En la calle, Kei miraba el sol líquido a través de la piedra semitransparente. La hora del almuerzo había pasado y el olor que salía de algunas casas me recordaba que mi última comida había sido la cena. Debemos regresar al barco para el almuerzo, dije. Él respondió que me invitaba a comer, que era mejor aprovechar el tiempo en la ciudad. No pude ver de dónde sacó unos billetes, pero ahora teníamos poco más de cinco dólares. Un tazón de arroz con verduras y una salsa verde, pescado y un poco de cerdo frito, y todo muy picante. Kei lo acompañó con cerveza y yo con el jugo de una fruta roja. Con los estómagos llenos caminamos para buscar un pañuelo y una caja en donde envolver el regalo. Al llegar a los negocios cercanos al puerto, entramos a uno que parecía tener lo que necesitábamos. Compramos una pequeña caja de madera ―nos garantizaron que venía de Japón, y en efecto se parecía a las que mamá guardaba en casa― y un pañuelo azul casi transparente. Además del poco dinero que nos quedaba, Kei debió dejar dos de sus habanos.

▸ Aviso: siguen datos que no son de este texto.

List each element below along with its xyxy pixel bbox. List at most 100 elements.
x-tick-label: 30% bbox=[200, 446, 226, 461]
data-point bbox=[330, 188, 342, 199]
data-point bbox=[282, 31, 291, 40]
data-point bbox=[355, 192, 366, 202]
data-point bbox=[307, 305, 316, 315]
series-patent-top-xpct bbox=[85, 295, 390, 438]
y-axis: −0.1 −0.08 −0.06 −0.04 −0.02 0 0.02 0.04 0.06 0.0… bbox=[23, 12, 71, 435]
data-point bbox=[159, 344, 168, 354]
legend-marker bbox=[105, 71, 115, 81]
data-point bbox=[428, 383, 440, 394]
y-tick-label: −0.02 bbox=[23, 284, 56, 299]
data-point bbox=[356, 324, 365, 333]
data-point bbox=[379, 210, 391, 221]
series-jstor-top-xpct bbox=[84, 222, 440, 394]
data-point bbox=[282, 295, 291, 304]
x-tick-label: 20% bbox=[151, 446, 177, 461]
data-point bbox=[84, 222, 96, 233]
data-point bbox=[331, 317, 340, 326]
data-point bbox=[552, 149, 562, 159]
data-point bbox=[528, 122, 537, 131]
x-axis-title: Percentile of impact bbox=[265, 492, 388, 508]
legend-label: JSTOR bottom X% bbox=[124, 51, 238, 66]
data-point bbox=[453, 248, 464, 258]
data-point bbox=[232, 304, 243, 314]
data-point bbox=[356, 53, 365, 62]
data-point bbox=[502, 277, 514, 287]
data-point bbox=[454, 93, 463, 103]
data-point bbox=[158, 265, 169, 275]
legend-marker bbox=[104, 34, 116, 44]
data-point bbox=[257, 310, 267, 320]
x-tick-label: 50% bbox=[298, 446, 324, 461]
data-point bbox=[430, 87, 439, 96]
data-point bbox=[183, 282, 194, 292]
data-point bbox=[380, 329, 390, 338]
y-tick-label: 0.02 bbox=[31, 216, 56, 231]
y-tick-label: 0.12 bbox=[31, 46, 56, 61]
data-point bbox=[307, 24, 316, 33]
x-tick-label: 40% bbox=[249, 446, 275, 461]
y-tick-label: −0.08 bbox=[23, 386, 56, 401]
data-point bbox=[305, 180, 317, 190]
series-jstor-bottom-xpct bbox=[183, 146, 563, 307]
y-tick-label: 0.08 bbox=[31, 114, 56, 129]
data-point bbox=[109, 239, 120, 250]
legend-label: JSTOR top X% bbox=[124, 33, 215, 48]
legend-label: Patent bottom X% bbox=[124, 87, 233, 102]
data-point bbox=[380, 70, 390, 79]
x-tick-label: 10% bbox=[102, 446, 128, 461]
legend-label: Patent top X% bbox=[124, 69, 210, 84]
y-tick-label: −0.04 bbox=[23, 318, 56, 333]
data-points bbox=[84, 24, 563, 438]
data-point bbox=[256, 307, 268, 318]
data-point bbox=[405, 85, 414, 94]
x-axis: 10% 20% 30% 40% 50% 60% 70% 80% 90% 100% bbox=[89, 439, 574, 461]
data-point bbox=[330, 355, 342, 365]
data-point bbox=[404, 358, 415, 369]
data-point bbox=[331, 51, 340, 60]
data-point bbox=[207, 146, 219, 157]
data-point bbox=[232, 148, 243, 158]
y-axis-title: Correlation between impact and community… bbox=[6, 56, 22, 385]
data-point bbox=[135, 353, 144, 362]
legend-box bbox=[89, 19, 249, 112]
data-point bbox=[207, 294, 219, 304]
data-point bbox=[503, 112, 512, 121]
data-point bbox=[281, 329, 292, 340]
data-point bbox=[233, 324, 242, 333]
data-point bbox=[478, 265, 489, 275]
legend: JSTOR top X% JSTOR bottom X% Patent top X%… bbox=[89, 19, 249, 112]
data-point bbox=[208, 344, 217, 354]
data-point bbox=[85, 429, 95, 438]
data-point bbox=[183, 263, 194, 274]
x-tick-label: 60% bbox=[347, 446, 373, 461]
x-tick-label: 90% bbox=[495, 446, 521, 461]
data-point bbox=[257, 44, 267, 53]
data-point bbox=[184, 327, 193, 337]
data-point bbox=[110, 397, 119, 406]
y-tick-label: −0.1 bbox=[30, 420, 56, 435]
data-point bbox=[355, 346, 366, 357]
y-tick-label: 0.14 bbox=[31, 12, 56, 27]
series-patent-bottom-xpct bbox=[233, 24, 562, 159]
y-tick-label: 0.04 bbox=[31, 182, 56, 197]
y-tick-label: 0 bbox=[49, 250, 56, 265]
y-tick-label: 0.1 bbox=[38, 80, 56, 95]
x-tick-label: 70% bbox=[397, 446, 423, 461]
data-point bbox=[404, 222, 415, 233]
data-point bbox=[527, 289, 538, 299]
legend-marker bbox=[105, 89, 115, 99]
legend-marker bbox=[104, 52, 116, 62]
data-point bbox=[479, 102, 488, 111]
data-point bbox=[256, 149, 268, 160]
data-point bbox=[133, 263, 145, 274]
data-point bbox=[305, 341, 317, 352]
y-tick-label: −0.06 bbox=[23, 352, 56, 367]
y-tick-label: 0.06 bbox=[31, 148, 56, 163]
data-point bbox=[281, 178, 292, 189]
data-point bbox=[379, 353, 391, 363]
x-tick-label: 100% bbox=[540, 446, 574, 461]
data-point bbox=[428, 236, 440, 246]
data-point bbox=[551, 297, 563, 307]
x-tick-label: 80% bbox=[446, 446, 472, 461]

A la salida del negocio se había reunido mucha gente que gritaba y arrojaba piedras. Tres hombres que habían bajado de nuestro barco intentaban cubrirse de los golpes, uno sangraba por un corte en la frente. Cuando quise ayudarlos, mi amigo me tomó del brazo y me arrastró por la calle. ¿Sos estúpido?, preguntó. Te matarán, y si nos quedamos acá y nos ven, nos matan a los dos. Nuevos gritos ahora dirigidos a nosotros. Corrimos alejándonos de la gente y del puerto. Pasamos por una calle estrecha, después por una más ancha y cuesta arriba y por otra calle estrecha que presentaba varias curvas. El sol proyectaba largas sombras que se adelantaban a nuestros pasos. Hacía horas que estábamos perdidos, sin poder decidir si bajar a la costa para buscar el puerto y la seguridad del Ruys, o si seguir alejándonos del barco y de nuestros perseguidores. Al caer la noche nos refugiamos en un callejón y esperamos en el silencio de la ciudad dormida que nuestro temor se desvaneciera. Al fin, seguros de estar a salvo, comenzamos una larga y oscura caminata hasta la costa. Llegamos al puerto a medianoche. Kei, luego de mirar a su alrededor, comenzó a silbar el himno japonés, que nos acompañó hasta subir al barco.